First off, as of right now a nutritionist even with advanced education, cannot get a license in the State of Wisconsin.  Only registered dietitians can get a license to practice in Wisconsin. Currently, all surrounding states like Illinois, Minnesota, even Michigan offer pathways for a nutritionist to get a license however, it requires an advanced degree, internship and passing of exam by a certification board.

So if someone states that they are licensed nutritionist they are not unless they have completed the registered dietitian program along with their “nutrition” degree.

Currently the field of nutrition consulting is not highly regulated in some states; Wisconsin being one of them.  In these states there are many different educational pathways that a person can follow.  Some as simple as learning from a script when signing up with a company that sells nutritional products, like Usana.  Or, attending a “seminar” and now they are “certified” nutritionists basically interested in selling their products.  They then offer free nutritional consulting.  Obviously, they are earning their money when they sell you products that are usually over priced.

On the other hand, they are many different educational institutions offering everything from 3 months to 1 year education and now you can consult.  And, then there Health Coaches – which does not require any or little educational background in nutritional science.  Unless they have a degree in science like nutrition, biochemistry, etc. with their coaching certificate, I would be very wary taking nutritional advice from them – coaching you to better health is one thing but advising on health conditions is another.

Due to this lack of regulation and to protect the consumers, some states have instituted what is referred to as the “dietetic law” where only a registered dietitians can practice nutrition consulting.  Some states like Illinois and Michigan have amended this law allowing people with an advanced education and completed an internship to get a license and practice nutritional consulting.  The titles that are currently eligible for this are Certified Clinical Nutritionist and Certified Nutrition Specialist.  So you can see where all of the letters are coming from; CCN, CNS, RD and so on.  This is just the tip of the “iceberg” – there are now certifications in diabetic care, functional nutrition – all mean more letters.  Always ask about the letters after their name; what do they mean?  What is their educational background?  Look at what organizations that they are members of as professional organizations only allow people with the right credentials to join.

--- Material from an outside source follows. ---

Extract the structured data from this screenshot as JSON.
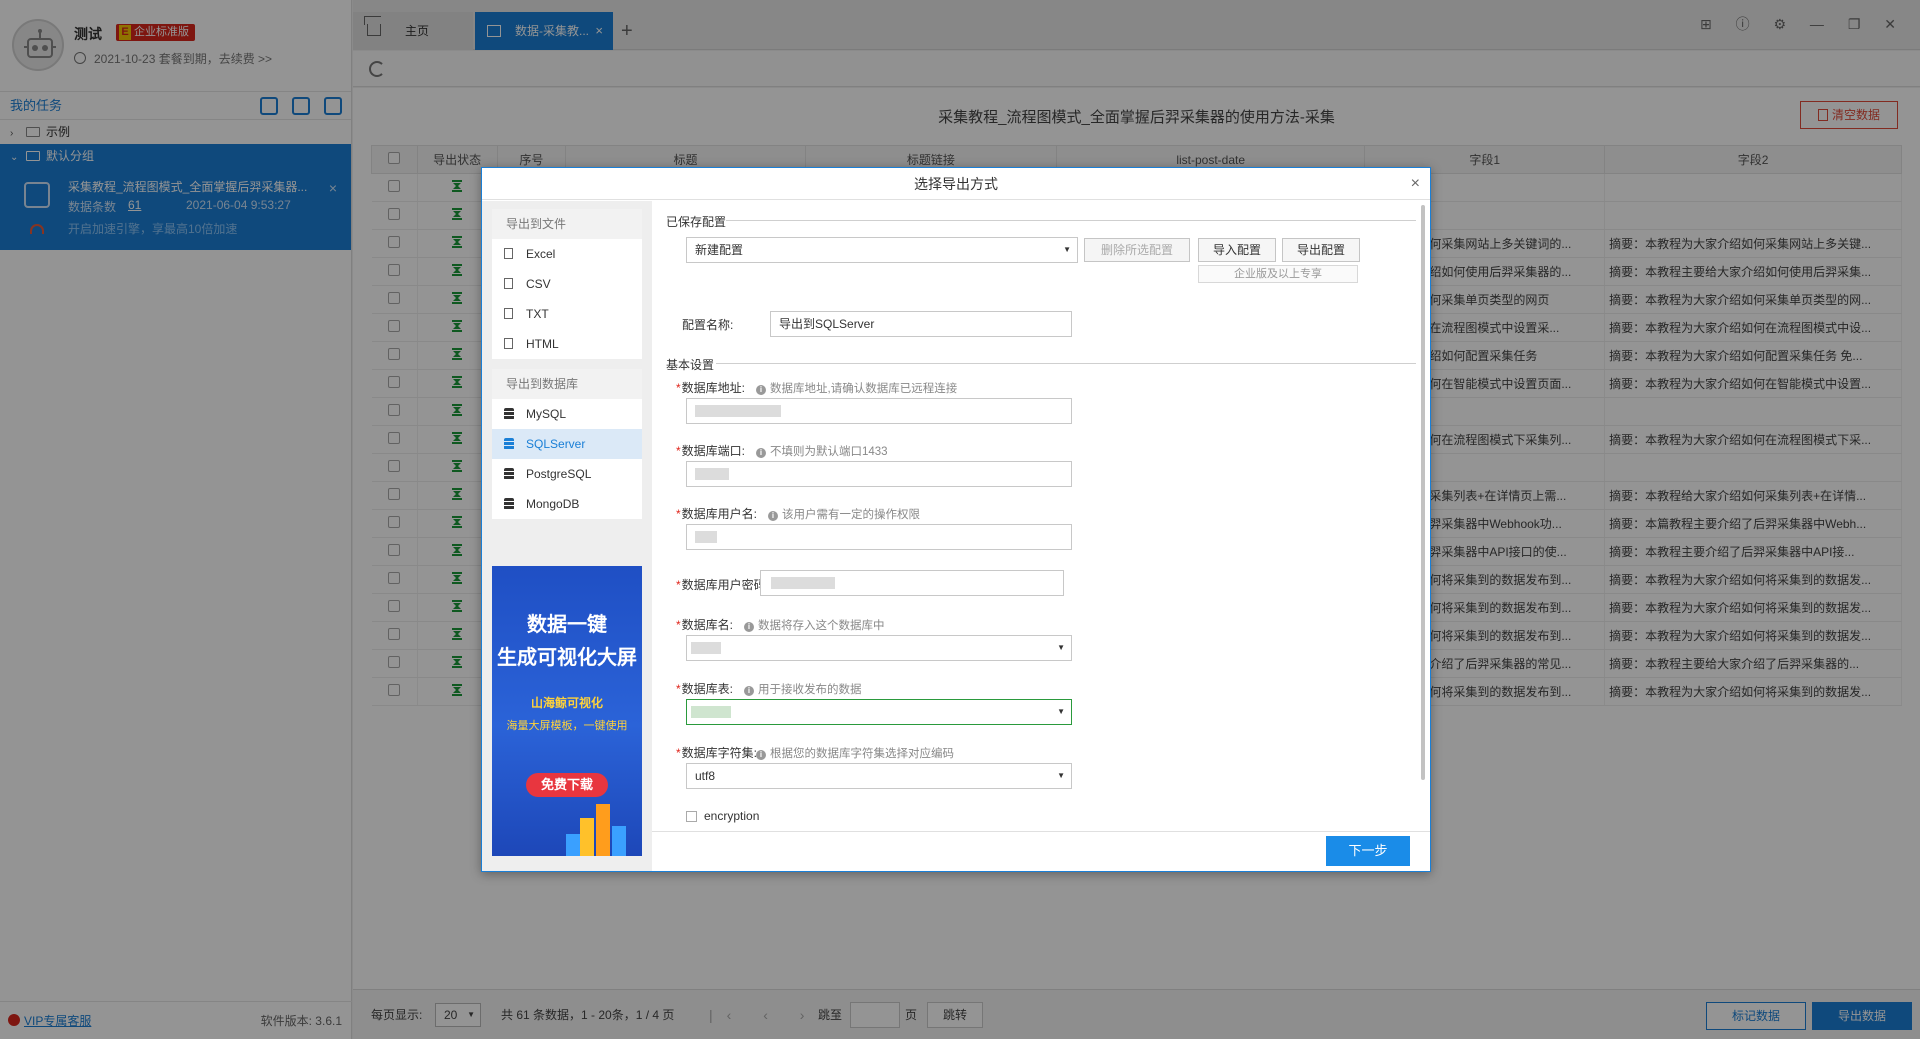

When hiring a nutritionist, it all depends on what you are looking for – general nutrition advice or specific nutritional advice regarding a condition or concerns over developmental nutrition (children, aging adults, etc.) as most run of mill education in nutrition do not cover developmental nutrition, proper use of supplements, nutrient interaction with medications and advanced biochemistry in human nutrition.

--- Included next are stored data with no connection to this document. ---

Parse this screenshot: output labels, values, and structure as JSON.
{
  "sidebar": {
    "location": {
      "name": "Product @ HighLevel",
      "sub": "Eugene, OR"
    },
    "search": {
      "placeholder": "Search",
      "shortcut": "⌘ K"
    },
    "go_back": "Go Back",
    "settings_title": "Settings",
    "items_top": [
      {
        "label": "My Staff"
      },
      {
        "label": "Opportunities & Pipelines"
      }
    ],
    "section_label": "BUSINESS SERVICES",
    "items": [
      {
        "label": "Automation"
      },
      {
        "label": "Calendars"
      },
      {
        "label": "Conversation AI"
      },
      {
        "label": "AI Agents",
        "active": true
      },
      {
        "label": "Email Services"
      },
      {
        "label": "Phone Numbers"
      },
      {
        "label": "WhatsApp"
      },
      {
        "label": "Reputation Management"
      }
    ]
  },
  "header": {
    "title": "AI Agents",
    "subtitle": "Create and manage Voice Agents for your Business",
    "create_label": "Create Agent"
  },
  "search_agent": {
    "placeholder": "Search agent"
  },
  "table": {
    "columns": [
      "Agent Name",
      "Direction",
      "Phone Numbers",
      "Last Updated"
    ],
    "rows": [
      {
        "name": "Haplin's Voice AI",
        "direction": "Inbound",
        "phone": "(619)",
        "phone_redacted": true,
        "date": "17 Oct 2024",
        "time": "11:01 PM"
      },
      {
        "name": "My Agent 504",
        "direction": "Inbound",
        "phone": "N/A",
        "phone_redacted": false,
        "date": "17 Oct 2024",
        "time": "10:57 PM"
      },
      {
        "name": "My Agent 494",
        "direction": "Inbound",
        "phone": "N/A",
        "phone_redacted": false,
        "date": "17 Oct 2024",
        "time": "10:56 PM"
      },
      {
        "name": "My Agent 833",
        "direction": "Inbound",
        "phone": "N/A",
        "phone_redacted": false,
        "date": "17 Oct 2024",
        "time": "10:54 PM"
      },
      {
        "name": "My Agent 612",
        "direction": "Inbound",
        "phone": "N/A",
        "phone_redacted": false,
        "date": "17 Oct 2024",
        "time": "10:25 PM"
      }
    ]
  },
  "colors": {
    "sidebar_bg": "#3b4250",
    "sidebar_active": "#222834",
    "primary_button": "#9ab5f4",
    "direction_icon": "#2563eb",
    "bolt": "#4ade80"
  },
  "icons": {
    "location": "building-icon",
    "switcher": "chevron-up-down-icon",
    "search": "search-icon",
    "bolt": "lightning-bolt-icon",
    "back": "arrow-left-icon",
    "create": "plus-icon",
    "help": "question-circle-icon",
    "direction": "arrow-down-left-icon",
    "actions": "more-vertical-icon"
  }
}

In states with “in title only” legislation like Wisconsin – it is definitely buyer beware.  And, it all depends on what you looking for; basic nutrition and lifestyle consulting or something more personalized and not just the latest diet fat, like gluten free, pH diets or cleansing.  It is pretty much a buyer “beware” environment.  Be careful here as they often offer advice that is based on incorrect information, offer only the latest nutrition marketing hype and/or is not evidence based.  You get what you pay for.